The interacting electron gas

(24) Hatree-Fock Approximation

(25) Coulomb interactions

(26) Screening and random phase approximation

(27) Collective modes

A general framework for studying broken symmetries and collective behavior

(28) Hubbard-Stratonovic transformation

(29) Functional integral perspective on the interacting electron gas

(30) Superconductivity

(31) Fluctuations and Ginzburg-Landau Theory

(32) Anderson-Higgs Mechanism

(33) Flux quantization and vortices in superconductors

(34) Spin-Liquids

The practical classes support the lectures with tutorials and problem sets. The tutorials provide complementary perspectives and the problem sets will help to understand and deepen the physical concepts presented in the lecture.

#### Learning Outcome

Students who have successfully participated in this module are able to

- follow the current literature of condensed matter theory.
- start their own research project in this field.
- understand the concept of quantum phase transitions.
- use technical tools such as second quantiyation, coherent states, functional integrals, and Hubbard-Stratonovic transformations.
- explain the weaklz interacting Bose gas and the consequences of spontaneous symmetry breaking
- apply linear response theory.
- analyze the interacting electron gas and explain the basic concepts of Fermi liquid theory.
- use functional integrals as a general technique to understtand symmetry broken phases.

#### Preconditions

No preconditions in addition to the requirements for the Master’s program in Physics.

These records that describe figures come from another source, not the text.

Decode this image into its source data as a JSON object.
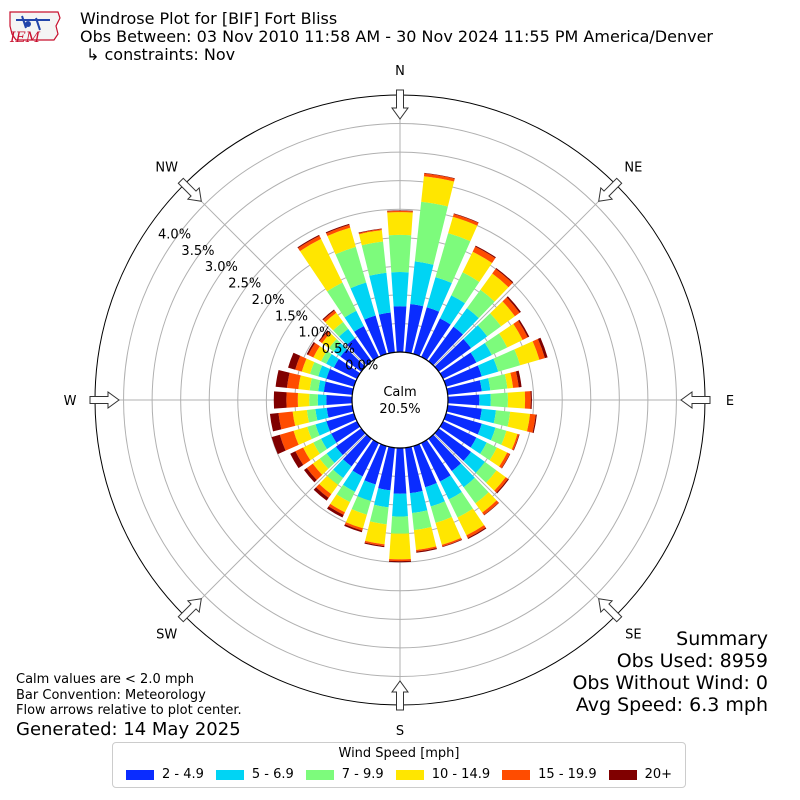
{
  "header": {
    "title": "Windrose Plot for [BIF] Fort Bliss",
    "subtitle": "Obs Between: 03 Nov 2010 11:58 AM - 30 Nov 2024 11:55 PM America/Denver",
    "constraints": "↳ constraints: Nov",
    "logo_text": "IEM"
  },
  "summary": {
    "heading": "Summary",
    "obs_used": "Obs Used: 8959",
    "obs_without_wind": "Obs Without Wind: 0",
    "avg_speed": "Avg Speed: 6.3 mph"
  },
  "notes": {
    "calm_note": "Calm values are < 2.0 mph",
    "bar_convention": "Bar Convention: Meteorology",
    "flow_arrows": "Flow arrows relative to plot center.",
    "generated": "Generated: 14 May 2025"
  },
  "chart_data": {
    "type": "windrose",
    "calm_label": "Calm",
    "calm_value": "20.5%",
    "rlim": [
      0,
      4.5
    ],
    "radial_ticks": [
      "0.0%",
      "0.5%",
      "1.0%",
      "1.5%",
      "2.0%",
      "2.5%",
      "3.0%",
      "3.5%",
      "4.0%"
    ],
    "radial_tick_values": [
      0,
      0.5,
      1.0,
      1.5,
      2.0,
      2.5,
      3.0,
      3.5,
      4.0
    ],
    "compass_labels": [
      "N",
      "NE",
      "E",
      "SE",
      "S",
      "SW",
      "W",
      "NW"
    ],
    "direction_sectors": 36,
    "directions_deg": [
      0,
      10,
      20,
      30,
      40,
      50,
      60,
      70,
      80,
      90,
      100,
      110,
      120,
      130,
      140,
      150,
      160,
      170,
      180,
      190,
      200,
      210,
      220,
      230,
      240,
      250,
      260,
      270,
      280,
      290,
      300,
      310,
      320,
      330,
      340,
      350
    ],
    "legend_title": "Wind Speed [mph]",
    "speed_bins": [
      "2 - 4.9",
      "5 - 6.9",
      "7 - 9.9",
      "10 - 14.9",
      "15 - 19.9",
      "20+"
    ],
    "colors": [
      "#0a2cff",
      "#00d4f4",
      "#7dfb7c",
      "#ffe600",
      "#ff4c00",
      "#800000"
    ],
    "cumulative_percent_by_direction": [
      [
        0.8,
        1.4,
        2.05,
        2.45,
        2.47,
        2.48
      ],
      [
        0.85,
        1.6,
        2.65,
        3.1,
        3.15,
        3.16
      ],
      [
        0.85,
        1.4,
        2.2,
        2.5,
        2.55,
        2.56
      ],
      [
        0.75,
        1.2,
        1.65,
        2.05,
        2.15,
        2.17
      ],
      [
        0.75,
        1.15,
        1.55,
        1.9,
        2.0,
        2.02
      ],
      [
        0.7,
        1.05,
        1.35,
        1.65,
        1.75,
        1.78
      ],
      [
        0.65,
        0.95,
        1.25,
        1.55,
        1.65,
        1.68
      ],
      [
        0.65,
        0.95,
        1.35,
        1.7,
        1.8,
        1.85
      ],
      [
        0.6,
        0.75,
        1.05,
        1.15,
        1.25,
        1.3
      ],
      [
        0.55,
        0.75,
        1.05,
        1.35,
        1.45,
        1.47
      ],
      [
        0.6,
        0.85,
        1.1,
        1.45,
        1.55,
        1.57
      ],
      [
        0.65,
        0.9,
        1.1,
        1.3,
        1.33,
        1.34
      ],
      [
        0.65,
        0.85,
        1.05,
        1.25,
        1.3,
        1.31
      ],
      [
        0.7,
        1.0,
        1.25,
        1.45,
        1.5,
        1.52
      ],
      [
        0.7,
        1.05,
        1.4,
        1.6,
        1.65,
        1.66
      ],
      [
        0.75,
        1.1,
        1.45,
        1.8,
        1.85,
        1.87
      ],
      [
        0.75,
        1.1,
        1.4,
        1.8,
        1.83,
        1.84
      ],
      [
        0.8,
        1.15,
        1.45,
        1.8,
        1.83,
        1.85
      ],
      [
        0.8,
        1.2,
        1.5,
        1.95,
        1.98,
        2.0
      ],
      [
        0.75,
        1.05,
        1.35,
        1.7,
        1.73,
        1.75
      ],
      [
        0.7,
        1.0,
        1.25,
        1.5,
        1.54,
        1.57
      ],
      [
        0.65,
        0.95,
        1.15,
        1.35,
        1.4,
        1.45
      ],
      [
        0.6,
        0.85,
        1.0,
        1.2,
        1.28,
        1.34
      ],
      [
        0.55,
        0.75,
        0.9,
        1.05,
        1.18,
        1.24
      ],
      [
        0.5,
        0.7,
        0.85,
        1.05,
        1.2,
        1.3
      ],
      [
        0.5,
        0.7,
        0.85,
        1.1,
        1.35,
        1.5
      ],
      [
        0.45,
        0.65,
        0.8,
        1.05,
        1.3,
        1.45
      ],
      [
        0.45,
        0.6,
        0.75,
        0.95,
        1.15,
        1.37
      ],
      [
        0.5,
        0.6,
        0.75,
        0.95,
        1.15,
        1.35
      ],
      [
        0.5,
        0.65,
        0.8,
        0.95,
        1.07,
        1.2
      ],
      [
        0.45,
        0.6,
        0.7,
        0.85,
        0.95,
        0.98
      ],
      [
        0.45,
        0.6,
        0.7,
        0.85,
        0.9,
        0.92
      ],
      [
        0.5,
        0.7,
        0.85,
        1.05,
        1.1,
        1.12
      ],
      [
        0.6,
        0.9,
        1.45,
        2.3,
        2.36,
        2.38
      ],
      [
        0.7,
        1.3,
        1.95,
        2.3,
        2.35,
        2.37
      ],
      [
        0.7,
        1.4,
        1.95,
        2.15,
        2.17,
        2.18
      ]
    ]
  }
}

### Courses, Learning and Teaching Methods and Literature

#### Courses and Schedule

Type | SWS | Title | Lecturer(s) | Dates |
---|---|---|---|---|

VO | 4 | Quantum Many-Body Physics | Knap, M. |
Wed, 10:00–12:00, PH 3344 Mon, 10:00–12:00, PH 3344 |

UE | 2 | Quantum Many-Body Physics |
Bohrdt, A.
Feldmeier, J.
Responsible/Coordination: Knap, M. |
dates in groups |

#### Learning and Teaching Methods

The lecture is designed for the presentation of the subject, usually by blackboard presentation. The focus resides on theoretical foundations of the field, presentation of methods and simple, illustrative examples. Command of basic methods is deepened and practised through homework problems, which cover important aspects of the field. The homework problems should develop the analytic skills of the students and their ability to perform calculations. The homework problems are discussed in the exercises by the students themselves under the supervision of a tutor in order to develop the skills to explain a physics problem logically.

#### Media

Blackboard presentation in combination with computer presentations to discuss experimental results.

#### Literature

A. Altland, B. Simons: "Condensed Matter Field Theory"

A. L. Fetter, J. D. Walecka: “Quantum theory of many-particle systems”

### Module Exam

#### Description of exams and course work

The achievement of the competencies given in section learning outcome is tested exemplarily at least to the given cognition level using final projects independently prepared by the students. The exam of about 25 minutes consists of the presentation of the project’s results and a subsequent oral exam.

For example an assignment in the exam might be:

- Describe Goldstone and Higgs modes in condensed matter.
- Explain the principles of unconventional superconductivity.
- Which role do vortices play in trapped condensates?
- Which collective excitations exist in superfluids? Describe them.

Participation in the tutorials is strongly recommended since the exercises prepare for the problems of the exam and rehearse the specific competencies.

#### Exam Repetition

The exam may be repeated at the end of the semester.